I think the advice here can be a good rule of thumb for this selected group of people.
End of the day, everyone’s situation is different. Every athlete comes from different background and has financial baggage to settle.
“Joe helps me pump the brakes. I like the idea of instant gratification. I want to hit home runs every single time. Joe’s been dealing with money for a long time, and he understands it’s not about home runs, you know, it’s about the singles, it’s about the doubles. Longevity.”
“Say I need golf clubs — like, custom golf clubs,” Mr Gordon continued. “He knows exactly where to go, who to get it from. Or say I need my car shipped across the country. He does that. He’s just a do-it-all guy. He has so many resources. And he connects you with the right people so you don’t get, basically, played.”

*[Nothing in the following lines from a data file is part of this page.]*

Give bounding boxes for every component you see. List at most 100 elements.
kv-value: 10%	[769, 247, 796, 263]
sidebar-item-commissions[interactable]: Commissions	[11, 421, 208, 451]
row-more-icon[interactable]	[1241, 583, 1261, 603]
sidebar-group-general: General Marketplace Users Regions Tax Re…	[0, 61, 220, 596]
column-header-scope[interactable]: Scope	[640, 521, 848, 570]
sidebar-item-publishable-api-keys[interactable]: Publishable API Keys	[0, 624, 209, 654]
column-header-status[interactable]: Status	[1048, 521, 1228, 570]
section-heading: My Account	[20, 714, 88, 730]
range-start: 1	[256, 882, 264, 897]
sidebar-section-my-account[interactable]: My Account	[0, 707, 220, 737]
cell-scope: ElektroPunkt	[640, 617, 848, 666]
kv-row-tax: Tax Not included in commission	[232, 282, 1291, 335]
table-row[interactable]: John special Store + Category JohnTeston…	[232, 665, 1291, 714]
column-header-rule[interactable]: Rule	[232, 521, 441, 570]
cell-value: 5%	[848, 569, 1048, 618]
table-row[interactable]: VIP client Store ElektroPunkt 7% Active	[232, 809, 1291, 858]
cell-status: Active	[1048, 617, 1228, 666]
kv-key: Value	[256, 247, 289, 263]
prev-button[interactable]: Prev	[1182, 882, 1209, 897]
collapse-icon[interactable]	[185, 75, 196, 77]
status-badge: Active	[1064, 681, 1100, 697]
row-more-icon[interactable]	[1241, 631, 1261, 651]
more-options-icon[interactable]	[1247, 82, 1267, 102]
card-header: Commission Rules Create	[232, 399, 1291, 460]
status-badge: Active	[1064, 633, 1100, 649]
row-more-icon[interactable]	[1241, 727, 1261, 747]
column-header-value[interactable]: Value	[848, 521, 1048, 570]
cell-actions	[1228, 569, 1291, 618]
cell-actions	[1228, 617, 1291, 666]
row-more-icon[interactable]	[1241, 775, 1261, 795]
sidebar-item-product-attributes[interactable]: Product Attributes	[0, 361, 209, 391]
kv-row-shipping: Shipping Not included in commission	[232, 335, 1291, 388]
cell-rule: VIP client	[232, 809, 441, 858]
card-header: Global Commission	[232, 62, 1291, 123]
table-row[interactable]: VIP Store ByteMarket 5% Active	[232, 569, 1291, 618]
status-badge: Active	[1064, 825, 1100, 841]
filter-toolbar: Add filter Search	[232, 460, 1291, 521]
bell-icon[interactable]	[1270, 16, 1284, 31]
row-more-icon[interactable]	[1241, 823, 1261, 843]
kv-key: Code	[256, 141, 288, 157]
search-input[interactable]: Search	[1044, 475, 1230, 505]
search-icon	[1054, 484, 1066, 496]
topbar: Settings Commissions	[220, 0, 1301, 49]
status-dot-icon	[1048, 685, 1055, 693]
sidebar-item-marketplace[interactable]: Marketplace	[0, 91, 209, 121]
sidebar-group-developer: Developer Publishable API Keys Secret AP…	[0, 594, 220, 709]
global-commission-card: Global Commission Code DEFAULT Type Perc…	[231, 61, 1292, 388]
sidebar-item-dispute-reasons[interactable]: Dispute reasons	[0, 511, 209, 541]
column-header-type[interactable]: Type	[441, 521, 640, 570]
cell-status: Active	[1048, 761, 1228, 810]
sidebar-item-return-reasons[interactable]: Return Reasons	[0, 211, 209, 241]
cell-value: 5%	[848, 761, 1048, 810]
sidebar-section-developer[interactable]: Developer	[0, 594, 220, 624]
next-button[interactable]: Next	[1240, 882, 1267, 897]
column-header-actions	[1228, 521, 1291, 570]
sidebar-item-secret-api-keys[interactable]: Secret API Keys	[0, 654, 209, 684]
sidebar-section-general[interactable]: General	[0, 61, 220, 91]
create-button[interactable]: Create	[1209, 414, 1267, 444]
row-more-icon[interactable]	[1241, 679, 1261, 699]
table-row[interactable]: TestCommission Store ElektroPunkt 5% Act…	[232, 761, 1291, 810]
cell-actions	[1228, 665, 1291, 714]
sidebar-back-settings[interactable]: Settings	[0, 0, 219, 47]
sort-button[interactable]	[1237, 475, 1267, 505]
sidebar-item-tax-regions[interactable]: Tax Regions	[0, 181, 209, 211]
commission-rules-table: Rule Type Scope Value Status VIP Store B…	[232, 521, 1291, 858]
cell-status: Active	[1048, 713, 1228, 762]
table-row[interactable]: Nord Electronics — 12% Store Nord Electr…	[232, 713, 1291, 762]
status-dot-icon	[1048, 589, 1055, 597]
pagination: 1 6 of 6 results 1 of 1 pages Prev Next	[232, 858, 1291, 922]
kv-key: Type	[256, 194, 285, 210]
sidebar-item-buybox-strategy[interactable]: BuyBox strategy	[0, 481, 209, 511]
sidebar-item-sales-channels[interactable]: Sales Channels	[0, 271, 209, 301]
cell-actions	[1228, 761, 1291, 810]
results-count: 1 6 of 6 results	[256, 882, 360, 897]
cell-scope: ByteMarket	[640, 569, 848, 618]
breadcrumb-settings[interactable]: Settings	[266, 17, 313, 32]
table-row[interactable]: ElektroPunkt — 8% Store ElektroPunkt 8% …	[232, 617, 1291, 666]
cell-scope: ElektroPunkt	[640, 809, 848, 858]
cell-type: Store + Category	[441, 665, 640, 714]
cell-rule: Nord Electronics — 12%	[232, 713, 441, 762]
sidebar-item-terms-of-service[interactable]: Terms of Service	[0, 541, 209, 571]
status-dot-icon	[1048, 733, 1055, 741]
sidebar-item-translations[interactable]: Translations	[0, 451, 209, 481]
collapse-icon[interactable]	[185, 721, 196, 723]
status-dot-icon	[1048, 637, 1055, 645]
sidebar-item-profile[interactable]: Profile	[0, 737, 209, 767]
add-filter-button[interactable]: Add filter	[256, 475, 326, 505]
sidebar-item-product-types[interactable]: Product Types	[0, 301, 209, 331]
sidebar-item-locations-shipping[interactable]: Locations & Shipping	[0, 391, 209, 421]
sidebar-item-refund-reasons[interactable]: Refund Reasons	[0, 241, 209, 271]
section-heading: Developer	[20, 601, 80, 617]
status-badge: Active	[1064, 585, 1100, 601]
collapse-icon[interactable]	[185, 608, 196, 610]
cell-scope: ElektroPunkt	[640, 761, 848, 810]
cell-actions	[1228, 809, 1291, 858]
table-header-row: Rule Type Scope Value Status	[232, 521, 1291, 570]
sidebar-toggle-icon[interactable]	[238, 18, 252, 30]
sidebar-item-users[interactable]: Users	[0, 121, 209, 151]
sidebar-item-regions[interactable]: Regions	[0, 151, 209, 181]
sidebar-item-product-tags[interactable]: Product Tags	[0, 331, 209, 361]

“The last six or seven years, I’ve been through so much. And Joe’s been right by my side. Whether he has to tell me, ‘O.K., this month you spent too much, we gotta calm down these next few months — I trust him that much. This is just how it’s always been. We’ve hit lows and we’ve hit highs, but we’ve hit them together. I think that’s where the trust lies, because it’s bigger than my finances.”
Isaiah Thomas on his recent injury nightmare and having Joe to quarterback the financial and logistic side.
I concluded everyone wants trusted, and competent advice.
Another matter is whether they are willing and can pay for it or find it. But everyone wants that.